Robots.txt is a file that site owners can include within their websites to specify directions for web crawlers/robots. These instructions may request that certain pages or all pages within the site not be crawled. For more details about this process, see "About / robots.txt."

 

Suggest a new FAQ

If you have questions about intellectual property rights related to web archiving not covered here, please contact any of the members of the Web Archiving Working Group (see membership list).

Web Archiving Consent Approaches

Welcome! This guide contains information regarding intellectual property rights related to web archiving. The resources on this page present formal policy statements and general guidelines offered by a range of institutions.

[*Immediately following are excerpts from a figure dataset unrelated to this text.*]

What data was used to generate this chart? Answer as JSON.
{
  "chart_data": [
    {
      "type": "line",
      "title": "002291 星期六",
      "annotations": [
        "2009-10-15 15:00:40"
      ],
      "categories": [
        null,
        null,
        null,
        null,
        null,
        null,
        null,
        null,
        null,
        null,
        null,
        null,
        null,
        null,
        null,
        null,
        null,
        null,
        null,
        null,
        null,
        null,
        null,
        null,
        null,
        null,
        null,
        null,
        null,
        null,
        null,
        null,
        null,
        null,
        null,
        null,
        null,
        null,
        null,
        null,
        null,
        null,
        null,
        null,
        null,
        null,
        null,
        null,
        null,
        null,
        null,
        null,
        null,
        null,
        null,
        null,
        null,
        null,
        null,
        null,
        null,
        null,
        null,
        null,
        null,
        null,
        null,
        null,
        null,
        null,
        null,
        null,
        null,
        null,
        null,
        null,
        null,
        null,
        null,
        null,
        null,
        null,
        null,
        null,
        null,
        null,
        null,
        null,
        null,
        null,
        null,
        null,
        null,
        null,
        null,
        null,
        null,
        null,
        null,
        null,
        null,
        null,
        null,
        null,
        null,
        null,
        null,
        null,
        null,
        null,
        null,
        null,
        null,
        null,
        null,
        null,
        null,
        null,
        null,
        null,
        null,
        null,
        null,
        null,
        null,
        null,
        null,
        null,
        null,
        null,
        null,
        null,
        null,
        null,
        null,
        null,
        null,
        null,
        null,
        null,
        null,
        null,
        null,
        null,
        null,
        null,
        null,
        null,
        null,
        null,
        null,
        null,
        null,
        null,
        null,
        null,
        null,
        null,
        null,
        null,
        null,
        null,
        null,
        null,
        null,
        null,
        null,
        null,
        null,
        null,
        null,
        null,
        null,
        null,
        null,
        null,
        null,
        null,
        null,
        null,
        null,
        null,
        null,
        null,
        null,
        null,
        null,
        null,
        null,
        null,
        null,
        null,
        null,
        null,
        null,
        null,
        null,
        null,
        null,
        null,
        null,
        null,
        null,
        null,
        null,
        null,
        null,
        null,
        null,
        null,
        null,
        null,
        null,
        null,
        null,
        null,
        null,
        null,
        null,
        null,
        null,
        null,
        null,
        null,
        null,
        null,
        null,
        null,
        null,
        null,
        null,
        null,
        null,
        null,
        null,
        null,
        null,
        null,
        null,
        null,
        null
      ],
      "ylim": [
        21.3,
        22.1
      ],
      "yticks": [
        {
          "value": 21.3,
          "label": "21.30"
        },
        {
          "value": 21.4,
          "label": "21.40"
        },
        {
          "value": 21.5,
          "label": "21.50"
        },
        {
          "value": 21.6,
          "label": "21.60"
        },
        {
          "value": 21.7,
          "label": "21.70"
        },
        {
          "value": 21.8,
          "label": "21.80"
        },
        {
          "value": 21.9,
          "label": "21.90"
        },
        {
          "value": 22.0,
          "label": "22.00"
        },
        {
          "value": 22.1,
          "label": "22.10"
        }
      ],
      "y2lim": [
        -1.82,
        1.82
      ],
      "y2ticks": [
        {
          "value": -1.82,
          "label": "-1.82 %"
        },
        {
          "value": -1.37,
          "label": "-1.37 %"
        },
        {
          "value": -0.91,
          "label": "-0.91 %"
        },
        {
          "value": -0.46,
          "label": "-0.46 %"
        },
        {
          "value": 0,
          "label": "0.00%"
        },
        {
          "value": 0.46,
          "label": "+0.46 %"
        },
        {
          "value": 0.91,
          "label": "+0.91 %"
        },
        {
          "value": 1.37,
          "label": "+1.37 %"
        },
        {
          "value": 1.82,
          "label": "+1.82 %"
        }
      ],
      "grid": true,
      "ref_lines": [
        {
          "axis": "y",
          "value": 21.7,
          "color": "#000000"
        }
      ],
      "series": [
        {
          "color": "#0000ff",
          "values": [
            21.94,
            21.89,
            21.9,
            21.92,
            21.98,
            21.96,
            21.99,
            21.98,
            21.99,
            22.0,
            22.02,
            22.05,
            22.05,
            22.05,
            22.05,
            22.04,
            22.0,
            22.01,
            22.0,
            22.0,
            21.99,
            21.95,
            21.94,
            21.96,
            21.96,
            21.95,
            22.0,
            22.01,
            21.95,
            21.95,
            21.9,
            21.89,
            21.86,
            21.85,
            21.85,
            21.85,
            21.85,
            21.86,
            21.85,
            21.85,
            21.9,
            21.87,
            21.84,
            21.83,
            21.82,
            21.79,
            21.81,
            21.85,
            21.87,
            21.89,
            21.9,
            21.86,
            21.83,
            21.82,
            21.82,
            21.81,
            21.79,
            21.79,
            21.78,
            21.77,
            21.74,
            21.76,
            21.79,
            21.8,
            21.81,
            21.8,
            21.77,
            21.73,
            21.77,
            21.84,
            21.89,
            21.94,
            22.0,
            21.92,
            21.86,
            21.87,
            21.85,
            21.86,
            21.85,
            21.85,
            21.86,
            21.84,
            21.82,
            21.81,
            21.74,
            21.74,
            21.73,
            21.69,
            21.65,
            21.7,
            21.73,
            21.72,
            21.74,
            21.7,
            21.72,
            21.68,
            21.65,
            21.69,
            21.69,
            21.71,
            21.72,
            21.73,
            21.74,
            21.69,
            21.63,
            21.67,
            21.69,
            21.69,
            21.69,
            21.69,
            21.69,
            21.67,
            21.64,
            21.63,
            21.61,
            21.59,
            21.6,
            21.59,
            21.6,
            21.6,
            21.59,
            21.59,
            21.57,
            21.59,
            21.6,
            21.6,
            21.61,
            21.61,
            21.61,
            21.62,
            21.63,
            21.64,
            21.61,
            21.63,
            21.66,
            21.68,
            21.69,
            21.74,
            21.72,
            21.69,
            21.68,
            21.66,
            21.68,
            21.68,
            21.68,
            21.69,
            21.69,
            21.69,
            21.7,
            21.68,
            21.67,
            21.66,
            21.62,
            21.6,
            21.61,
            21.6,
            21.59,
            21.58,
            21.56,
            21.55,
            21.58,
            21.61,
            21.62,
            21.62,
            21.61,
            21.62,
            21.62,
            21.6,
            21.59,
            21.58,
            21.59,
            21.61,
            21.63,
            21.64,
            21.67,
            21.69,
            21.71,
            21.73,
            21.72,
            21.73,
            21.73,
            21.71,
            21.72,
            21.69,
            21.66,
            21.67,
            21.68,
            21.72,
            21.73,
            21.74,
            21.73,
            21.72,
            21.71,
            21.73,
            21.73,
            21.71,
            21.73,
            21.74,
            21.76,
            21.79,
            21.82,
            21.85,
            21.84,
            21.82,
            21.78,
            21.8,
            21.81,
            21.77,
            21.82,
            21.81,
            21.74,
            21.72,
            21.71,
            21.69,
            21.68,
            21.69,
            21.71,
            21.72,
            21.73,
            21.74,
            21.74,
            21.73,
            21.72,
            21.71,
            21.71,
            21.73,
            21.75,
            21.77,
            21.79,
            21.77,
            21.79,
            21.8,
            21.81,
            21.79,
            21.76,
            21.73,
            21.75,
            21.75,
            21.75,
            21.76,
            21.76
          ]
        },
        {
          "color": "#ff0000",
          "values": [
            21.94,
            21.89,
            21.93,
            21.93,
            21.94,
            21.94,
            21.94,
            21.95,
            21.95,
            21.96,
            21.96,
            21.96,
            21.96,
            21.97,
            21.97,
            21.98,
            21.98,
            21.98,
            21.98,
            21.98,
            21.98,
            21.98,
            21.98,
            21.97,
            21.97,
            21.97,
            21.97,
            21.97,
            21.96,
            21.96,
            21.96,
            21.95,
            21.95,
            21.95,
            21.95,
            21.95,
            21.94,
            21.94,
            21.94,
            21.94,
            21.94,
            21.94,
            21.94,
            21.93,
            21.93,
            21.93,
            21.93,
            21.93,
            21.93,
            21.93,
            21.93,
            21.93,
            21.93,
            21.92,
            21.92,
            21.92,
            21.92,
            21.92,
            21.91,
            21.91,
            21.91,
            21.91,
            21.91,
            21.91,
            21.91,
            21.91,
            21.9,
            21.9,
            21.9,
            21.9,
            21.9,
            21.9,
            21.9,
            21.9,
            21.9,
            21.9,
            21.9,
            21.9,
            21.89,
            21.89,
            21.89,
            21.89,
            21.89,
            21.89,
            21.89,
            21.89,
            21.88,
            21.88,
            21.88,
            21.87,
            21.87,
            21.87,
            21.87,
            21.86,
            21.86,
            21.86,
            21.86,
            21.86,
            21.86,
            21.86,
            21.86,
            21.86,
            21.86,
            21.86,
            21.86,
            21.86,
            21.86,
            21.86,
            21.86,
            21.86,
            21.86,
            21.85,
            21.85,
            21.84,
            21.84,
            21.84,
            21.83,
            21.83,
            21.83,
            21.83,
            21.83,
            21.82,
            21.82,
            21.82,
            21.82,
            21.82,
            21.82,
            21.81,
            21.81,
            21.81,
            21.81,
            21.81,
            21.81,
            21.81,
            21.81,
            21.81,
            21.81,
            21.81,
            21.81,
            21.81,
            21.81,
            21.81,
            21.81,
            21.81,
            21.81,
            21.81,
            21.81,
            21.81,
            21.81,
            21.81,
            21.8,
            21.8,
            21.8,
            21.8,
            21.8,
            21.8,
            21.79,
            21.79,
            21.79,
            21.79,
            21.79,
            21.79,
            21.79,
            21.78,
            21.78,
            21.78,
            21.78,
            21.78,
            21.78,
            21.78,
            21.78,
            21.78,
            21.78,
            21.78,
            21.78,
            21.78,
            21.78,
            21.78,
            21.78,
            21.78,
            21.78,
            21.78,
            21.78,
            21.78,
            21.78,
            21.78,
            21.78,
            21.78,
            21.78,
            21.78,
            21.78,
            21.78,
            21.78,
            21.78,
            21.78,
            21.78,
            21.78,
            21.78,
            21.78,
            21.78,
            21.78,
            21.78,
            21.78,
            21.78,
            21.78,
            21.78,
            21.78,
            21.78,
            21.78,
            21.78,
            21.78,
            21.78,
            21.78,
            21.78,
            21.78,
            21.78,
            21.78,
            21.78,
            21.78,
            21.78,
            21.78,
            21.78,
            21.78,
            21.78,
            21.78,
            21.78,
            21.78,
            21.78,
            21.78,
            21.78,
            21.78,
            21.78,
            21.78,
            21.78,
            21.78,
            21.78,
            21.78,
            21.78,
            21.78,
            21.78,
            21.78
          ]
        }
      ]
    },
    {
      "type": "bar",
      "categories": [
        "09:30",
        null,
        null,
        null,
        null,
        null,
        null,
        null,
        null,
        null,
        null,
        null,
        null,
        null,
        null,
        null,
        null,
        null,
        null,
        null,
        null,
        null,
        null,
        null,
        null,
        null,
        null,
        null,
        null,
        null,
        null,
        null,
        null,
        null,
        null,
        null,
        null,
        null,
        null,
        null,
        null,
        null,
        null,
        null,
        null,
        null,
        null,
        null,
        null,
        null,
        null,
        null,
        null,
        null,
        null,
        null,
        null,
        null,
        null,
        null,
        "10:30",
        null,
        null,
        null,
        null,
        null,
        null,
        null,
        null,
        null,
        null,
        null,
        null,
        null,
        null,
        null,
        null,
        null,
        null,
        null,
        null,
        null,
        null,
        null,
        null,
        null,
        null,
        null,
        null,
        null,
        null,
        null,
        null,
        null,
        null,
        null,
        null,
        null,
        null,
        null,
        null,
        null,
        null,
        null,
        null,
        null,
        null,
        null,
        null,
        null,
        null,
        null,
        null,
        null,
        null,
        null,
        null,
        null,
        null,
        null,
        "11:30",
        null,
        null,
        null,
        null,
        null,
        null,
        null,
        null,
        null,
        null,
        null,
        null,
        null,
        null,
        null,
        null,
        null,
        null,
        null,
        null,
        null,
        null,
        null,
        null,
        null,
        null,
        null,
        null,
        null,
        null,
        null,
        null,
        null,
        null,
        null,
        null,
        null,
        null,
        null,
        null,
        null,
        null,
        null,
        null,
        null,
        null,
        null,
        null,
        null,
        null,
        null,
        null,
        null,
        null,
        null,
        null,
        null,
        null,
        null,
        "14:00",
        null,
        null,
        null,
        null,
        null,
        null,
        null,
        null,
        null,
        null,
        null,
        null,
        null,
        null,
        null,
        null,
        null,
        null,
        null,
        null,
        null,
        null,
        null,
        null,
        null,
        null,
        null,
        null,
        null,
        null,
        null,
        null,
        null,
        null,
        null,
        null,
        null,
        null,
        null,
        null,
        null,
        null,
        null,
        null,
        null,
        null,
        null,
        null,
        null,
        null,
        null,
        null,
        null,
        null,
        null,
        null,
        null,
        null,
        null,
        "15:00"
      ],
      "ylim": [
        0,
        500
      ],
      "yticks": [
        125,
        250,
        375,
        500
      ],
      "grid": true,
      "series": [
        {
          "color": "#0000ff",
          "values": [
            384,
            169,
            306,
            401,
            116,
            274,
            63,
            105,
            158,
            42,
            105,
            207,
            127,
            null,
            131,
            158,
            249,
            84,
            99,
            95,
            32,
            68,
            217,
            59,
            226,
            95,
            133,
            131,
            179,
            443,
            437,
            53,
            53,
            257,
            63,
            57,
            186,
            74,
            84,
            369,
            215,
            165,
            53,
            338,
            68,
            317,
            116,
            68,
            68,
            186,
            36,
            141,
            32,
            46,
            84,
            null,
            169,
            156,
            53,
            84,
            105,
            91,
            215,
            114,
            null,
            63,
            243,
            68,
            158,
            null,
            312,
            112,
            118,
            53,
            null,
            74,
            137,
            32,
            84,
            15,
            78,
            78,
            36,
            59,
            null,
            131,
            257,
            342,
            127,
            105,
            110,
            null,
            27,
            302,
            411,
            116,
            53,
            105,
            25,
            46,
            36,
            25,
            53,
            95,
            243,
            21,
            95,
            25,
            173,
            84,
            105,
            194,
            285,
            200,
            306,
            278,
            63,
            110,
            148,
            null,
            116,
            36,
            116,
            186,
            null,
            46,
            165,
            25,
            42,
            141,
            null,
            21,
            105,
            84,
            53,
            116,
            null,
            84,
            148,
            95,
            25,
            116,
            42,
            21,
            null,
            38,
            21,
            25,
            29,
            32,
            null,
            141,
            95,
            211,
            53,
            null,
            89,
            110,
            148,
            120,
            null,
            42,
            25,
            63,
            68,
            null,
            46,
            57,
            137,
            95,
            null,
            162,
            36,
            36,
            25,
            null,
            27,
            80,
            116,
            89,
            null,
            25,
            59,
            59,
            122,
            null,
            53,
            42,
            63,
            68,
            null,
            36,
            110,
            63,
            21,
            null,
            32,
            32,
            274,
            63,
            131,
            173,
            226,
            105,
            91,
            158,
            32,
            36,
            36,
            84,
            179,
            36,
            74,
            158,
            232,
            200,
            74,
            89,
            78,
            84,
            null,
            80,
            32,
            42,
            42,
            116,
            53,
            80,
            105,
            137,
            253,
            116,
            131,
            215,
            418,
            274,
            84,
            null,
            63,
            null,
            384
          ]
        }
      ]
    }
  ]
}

In general, consensus seems to be forming around the following resources and principles:

  • collecting institutions provide explicit acknowledgement that the copyright of the content owners stays with the creators
  • opt-out instructions are provided
  • robots.txt may be ignored, with prior notice (attempts to notify) to content owners

The following institutions have adopted a policy of notifying content owners and providing opt-out instructions:

  • Stanford University Web Archiving Policy
    • As of June 2019, Stanford’s policy is to notify content owners of the intent to archive and make accessible web content, with a 6-month embargo period following notification. The policy page provides a link for opting out. The policy also covers FERPA procedures regarding archiving of student course work.
    • Stanford’s policy includes links to the following resources as guidelines for the creation of the Stanford policy: NDSA WA Survey Reports from 2011-12 and 2013-14, ARL Code of Best Practices for Fair Use, section 108 study group report
  • Columbia University Libraries Web Resources Collection Program Policies
    • Columbia provides several helpful resources for those conducting web archiving activities, as well as for content owners who may have questions about the process. The program's policies define the process for selection and harvesting and the guidelines for permissions and access. The institution attempts to notify all organizations and/or individuals whose websites are selected for archiving and includes contact information for take-down requests in its FAQs page. Columbia also provides an information page for how website owners can optimize their sites for preservation.
  • Library of Congress Web Archiving Program FAQs
    • This site provides detailed information for website owners regarding crawlers settings, notification, and access by researchers to crawled sites, as well as opt-out instructions for content owners. The FAQs also point to the Rights and Access statements provided for each collection page and item record. To collect as much data as possible from websites, the Library's policy is to notify site owners before crawling and to ignore robots.txt exclusions.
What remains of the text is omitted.